I'm as confident as anyone else about the outcome here, but someone earlier raised the question of whether the P3 results would be quite as spectacular as the P2 results, because the use of other treatments, such as blood thinners and dexamethasone, has become widespread. Would anyone be able to hard a guess at how much impact this might have on the results? At some point, it might be sensible to feed this factor into the market so that market expectations aren't too high.
When you say "they" I presume you mean the FDA
Matml - many thanks. I'm interested in the difference between your "few hundred thousand doses a month" from July and the 100,000 per month quoted recently. Are we possibly confusing ourselves because some people are talking about treatments (i.e. the full 14 day dose) and others are counting the single day doses? Assuming that is not the case, and everyone is talking about 14 day treatments, there is still a lot of difference, when it comes to potential sales, between "one" and "a few".
If SNG001 were to be given some sort of approval tomorrow, do we have any idea of how many treatments (of 14 doses) Synairgen could deliver? I know they have said that they are producing 100,000 treatments per month, but what is the current stockpile, if anything?
I suppose what I'm saying is that the frustration we are all experiencing at the slow recognition and approval of a drug that could knock this pandemic on the head at a stroke (please wake up, Mr Han****) may not be that critical until production really gets going. I know there has been and perhaps remains a chicken and egg element to this, but I suppose we have to be realistic about recognising the reality of the situation.

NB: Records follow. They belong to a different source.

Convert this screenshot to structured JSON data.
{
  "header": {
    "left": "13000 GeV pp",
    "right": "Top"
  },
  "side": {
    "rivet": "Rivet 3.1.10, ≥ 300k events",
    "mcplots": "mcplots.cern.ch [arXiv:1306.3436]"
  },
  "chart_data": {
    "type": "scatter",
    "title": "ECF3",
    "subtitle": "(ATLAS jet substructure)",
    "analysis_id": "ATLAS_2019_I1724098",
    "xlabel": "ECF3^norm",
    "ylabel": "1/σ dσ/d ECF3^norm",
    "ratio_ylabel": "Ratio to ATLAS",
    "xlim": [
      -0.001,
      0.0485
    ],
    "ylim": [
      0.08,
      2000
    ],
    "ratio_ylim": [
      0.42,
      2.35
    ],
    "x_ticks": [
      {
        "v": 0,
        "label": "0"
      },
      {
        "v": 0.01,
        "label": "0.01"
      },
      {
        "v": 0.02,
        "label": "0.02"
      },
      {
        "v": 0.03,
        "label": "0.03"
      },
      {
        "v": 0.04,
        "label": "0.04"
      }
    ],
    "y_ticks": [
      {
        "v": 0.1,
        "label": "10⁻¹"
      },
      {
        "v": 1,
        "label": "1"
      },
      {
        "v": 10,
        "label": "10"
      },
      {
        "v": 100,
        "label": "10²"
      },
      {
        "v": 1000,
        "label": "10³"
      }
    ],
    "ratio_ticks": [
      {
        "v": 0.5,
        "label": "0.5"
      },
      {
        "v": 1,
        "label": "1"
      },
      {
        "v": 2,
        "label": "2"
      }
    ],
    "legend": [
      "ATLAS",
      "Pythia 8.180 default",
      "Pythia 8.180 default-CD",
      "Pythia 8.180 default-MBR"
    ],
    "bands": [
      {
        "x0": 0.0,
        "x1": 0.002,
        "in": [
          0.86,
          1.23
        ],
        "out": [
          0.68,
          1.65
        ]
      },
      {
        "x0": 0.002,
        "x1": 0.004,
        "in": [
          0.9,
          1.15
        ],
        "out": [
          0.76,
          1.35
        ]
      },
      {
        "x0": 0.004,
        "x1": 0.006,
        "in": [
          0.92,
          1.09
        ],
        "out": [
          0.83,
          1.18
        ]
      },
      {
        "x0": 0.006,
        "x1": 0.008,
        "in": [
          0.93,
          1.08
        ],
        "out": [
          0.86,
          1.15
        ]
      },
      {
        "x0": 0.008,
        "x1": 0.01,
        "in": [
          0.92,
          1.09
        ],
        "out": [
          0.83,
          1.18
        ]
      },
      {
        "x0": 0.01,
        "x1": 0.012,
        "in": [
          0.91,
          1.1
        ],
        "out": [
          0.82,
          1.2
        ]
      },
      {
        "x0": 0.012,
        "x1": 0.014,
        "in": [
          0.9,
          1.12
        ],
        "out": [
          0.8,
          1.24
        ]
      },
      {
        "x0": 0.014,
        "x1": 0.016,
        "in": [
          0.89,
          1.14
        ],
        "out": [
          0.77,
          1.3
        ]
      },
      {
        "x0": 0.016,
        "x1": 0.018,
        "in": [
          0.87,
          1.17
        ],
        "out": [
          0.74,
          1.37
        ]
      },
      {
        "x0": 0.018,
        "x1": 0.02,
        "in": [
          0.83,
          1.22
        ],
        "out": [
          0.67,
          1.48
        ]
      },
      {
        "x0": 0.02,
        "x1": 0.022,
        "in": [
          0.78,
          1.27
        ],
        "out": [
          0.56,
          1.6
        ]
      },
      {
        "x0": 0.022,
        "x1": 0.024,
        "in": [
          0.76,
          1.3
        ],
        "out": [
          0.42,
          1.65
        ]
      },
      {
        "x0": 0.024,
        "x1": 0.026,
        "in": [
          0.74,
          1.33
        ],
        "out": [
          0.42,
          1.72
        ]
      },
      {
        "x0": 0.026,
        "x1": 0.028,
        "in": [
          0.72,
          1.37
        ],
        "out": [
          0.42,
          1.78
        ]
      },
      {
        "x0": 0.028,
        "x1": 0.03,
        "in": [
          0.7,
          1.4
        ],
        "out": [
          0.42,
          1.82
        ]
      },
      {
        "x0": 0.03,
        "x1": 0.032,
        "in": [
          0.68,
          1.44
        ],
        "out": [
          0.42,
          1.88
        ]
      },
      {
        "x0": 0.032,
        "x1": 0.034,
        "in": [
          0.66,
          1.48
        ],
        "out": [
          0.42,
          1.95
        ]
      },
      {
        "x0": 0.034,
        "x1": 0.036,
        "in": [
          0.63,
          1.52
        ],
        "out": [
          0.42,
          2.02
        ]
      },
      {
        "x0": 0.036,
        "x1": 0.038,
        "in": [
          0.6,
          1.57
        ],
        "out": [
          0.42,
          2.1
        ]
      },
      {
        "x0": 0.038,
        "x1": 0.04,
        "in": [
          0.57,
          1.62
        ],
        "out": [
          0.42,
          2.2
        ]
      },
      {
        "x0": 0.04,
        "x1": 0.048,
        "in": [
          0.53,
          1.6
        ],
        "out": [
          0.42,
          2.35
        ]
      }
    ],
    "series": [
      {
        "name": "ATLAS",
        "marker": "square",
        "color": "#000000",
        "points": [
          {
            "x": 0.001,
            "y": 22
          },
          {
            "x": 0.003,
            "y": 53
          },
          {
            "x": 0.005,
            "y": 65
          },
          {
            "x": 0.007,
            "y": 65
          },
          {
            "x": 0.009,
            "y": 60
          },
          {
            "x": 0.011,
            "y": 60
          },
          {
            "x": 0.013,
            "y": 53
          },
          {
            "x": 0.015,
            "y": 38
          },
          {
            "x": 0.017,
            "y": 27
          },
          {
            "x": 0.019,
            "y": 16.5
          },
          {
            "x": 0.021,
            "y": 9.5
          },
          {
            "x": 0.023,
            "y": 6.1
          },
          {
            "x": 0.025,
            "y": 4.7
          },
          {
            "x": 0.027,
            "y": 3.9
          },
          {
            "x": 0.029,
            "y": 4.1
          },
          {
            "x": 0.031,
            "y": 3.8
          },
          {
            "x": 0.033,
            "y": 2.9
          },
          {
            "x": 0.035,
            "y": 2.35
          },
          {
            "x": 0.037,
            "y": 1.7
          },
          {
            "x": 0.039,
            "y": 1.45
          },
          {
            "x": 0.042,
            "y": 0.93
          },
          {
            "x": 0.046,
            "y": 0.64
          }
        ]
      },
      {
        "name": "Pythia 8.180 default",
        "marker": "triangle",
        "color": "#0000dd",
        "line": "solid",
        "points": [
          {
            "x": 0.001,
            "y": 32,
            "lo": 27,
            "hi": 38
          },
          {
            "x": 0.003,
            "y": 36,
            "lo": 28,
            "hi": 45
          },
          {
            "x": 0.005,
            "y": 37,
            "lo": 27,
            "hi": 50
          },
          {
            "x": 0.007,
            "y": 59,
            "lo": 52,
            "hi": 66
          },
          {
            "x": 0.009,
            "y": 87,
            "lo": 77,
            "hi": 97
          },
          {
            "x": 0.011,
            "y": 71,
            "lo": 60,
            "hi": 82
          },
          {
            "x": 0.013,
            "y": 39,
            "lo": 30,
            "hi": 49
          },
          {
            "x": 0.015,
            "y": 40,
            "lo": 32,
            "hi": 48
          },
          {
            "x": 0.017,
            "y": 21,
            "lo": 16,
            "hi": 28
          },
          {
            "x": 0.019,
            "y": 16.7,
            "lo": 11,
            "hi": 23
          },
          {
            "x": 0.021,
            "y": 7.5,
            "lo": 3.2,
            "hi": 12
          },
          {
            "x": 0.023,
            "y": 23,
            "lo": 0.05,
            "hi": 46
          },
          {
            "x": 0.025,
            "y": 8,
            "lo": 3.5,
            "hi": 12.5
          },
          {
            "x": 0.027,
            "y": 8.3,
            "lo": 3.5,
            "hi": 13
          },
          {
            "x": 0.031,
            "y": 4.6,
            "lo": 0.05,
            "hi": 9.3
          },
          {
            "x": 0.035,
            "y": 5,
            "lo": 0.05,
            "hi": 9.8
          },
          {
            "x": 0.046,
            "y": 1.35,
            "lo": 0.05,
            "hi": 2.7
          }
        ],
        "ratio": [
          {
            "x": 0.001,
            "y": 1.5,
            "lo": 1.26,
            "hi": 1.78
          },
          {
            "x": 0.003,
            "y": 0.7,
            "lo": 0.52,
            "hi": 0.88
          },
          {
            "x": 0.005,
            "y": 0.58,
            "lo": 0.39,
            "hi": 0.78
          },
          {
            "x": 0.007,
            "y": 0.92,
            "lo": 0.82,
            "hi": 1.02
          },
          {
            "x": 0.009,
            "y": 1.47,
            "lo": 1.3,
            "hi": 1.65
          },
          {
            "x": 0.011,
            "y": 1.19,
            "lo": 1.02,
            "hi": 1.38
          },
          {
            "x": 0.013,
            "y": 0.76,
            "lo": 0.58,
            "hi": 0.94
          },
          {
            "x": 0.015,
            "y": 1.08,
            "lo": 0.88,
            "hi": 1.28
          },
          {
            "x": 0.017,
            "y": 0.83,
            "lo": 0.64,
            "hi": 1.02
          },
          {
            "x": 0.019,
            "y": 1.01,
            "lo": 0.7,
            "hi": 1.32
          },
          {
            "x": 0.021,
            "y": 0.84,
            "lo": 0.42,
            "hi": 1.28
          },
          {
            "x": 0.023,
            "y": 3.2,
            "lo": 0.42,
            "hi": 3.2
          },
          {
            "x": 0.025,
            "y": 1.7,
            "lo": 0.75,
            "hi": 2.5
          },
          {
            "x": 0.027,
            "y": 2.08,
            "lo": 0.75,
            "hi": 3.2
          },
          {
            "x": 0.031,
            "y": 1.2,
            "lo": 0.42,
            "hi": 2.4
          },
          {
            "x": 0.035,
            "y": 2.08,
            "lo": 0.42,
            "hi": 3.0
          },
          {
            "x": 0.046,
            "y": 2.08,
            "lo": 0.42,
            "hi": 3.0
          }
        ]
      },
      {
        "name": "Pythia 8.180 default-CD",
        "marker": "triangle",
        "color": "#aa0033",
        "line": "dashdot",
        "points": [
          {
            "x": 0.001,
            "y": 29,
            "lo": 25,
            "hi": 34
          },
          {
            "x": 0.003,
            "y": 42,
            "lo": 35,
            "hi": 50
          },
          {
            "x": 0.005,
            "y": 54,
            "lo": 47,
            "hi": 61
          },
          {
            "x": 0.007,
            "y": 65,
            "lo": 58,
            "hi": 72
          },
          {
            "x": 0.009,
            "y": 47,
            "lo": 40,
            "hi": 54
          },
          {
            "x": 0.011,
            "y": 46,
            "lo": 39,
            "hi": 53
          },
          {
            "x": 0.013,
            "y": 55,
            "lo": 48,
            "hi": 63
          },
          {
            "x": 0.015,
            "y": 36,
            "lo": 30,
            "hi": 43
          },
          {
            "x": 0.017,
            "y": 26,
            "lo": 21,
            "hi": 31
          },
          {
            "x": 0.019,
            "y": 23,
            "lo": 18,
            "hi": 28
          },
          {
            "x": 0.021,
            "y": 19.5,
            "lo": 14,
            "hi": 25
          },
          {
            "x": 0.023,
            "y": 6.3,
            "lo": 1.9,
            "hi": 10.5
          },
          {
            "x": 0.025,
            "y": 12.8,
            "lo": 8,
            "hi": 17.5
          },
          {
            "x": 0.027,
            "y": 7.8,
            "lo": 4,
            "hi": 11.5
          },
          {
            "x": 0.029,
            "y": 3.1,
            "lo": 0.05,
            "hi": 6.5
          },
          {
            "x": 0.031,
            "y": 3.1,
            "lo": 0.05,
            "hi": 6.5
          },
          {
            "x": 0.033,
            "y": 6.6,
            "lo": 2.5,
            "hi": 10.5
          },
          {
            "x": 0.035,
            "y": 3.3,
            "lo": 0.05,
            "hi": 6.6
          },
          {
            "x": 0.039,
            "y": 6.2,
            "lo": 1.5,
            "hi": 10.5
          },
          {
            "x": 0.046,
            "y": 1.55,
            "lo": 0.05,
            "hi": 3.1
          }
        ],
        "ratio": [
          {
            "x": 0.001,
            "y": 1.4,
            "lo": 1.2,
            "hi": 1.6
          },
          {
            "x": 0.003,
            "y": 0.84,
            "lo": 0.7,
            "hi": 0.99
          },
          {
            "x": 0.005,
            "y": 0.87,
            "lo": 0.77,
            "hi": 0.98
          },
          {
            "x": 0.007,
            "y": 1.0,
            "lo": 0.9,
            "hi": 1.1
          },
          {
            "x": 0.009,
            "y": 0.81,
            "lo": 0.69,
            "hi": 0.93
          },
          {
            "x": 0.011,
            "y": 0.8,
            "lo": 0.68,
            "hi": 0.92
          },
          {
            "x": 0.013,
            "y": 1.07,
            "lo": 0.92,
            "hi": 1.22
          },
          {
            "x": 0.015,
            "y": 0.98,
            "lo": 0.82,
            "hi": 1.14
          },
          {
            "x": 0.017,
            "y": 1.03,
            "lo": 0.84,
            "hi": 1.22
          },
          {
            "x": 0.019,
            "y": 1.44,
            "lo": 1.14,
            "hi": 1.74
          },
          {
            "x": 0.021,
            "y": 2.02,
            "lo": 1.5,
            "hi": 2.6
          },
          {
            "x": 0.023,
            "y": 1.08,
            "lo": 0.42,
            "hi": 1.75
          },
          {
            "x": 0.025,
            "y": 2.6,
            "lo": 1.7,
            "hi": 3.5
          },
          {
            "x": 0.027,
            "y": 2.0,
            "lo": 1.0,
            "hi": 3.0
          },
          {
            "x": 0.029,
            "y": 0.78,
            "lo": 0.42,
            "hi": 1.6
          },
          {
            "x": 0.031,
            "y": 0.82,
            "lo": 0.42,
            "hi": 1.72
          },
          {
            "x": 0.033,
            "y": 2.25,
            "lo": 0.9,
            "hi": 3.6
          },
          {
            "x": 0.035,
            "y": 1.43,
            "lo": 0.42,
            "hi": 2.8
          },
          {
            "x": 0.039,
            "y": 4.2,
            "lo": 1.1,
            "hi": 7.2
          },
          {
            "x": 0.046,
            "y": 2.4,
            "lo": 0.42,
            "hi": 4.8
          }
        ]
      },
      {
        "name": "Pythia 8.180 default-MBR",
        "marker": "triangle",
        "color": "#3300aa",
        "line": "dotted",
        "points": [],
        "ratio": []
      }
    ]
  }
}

Going back to the WHO Solidarity trial, I fully understand that they used IV interferon beta 1a, whereas SNG001 is delivered via nebuliser, but would someone like to have a go at explaining why that makes such a difference. I can see that the delivery of IV interferon to the sites reached by nebulised interferon is comparatively indirect, but presumably it eventually gets there - or maybe not?
Decided by whom, and if so, why isn't it used?
It is a wrong, but I think widespread, perception that SNG001 is unproven, being backed by a phase 2 trial that was too small to be significant. We on this board know better than that, but it might help if the drug had a brand name. SNG001 does sound experimental, so suggestions please for a name. How about Nebinterbia - nebulised interferon beta 1a? It's only a suggestion - I'm sure others can do better.
sorry - reviewed
WedMe, do you have a link to the peer-revised study you mentioned right at the start of your first page? Great work, by the way - many thanks.
Should we all send a copy of this to Patrick Vallance? After all, he clearly has authority, being the idiot responsible for replacing SNG001 with a useless antibiotic on the Recovery trial. Does anyone have his contact details?
(Already posted on old thread - sorry about that)
Should we all send a copy of this to Patrick Vallance? After all, he clearly has authority, being the idiot responsible for replacing SNG001 with a useless antibiotic on the Recovery trial. Does anyone have his contact details?
If Southampton Hospital has access to SNG001 and is allowed to use it, I don't see why that cannot apply to all other hospitals in the UK. What would happen if the head of the Covid team in a hospital wrote to Synairgen or now Clinigen and asked for a supply?
How do hospitals get told that there is an MAP available to them?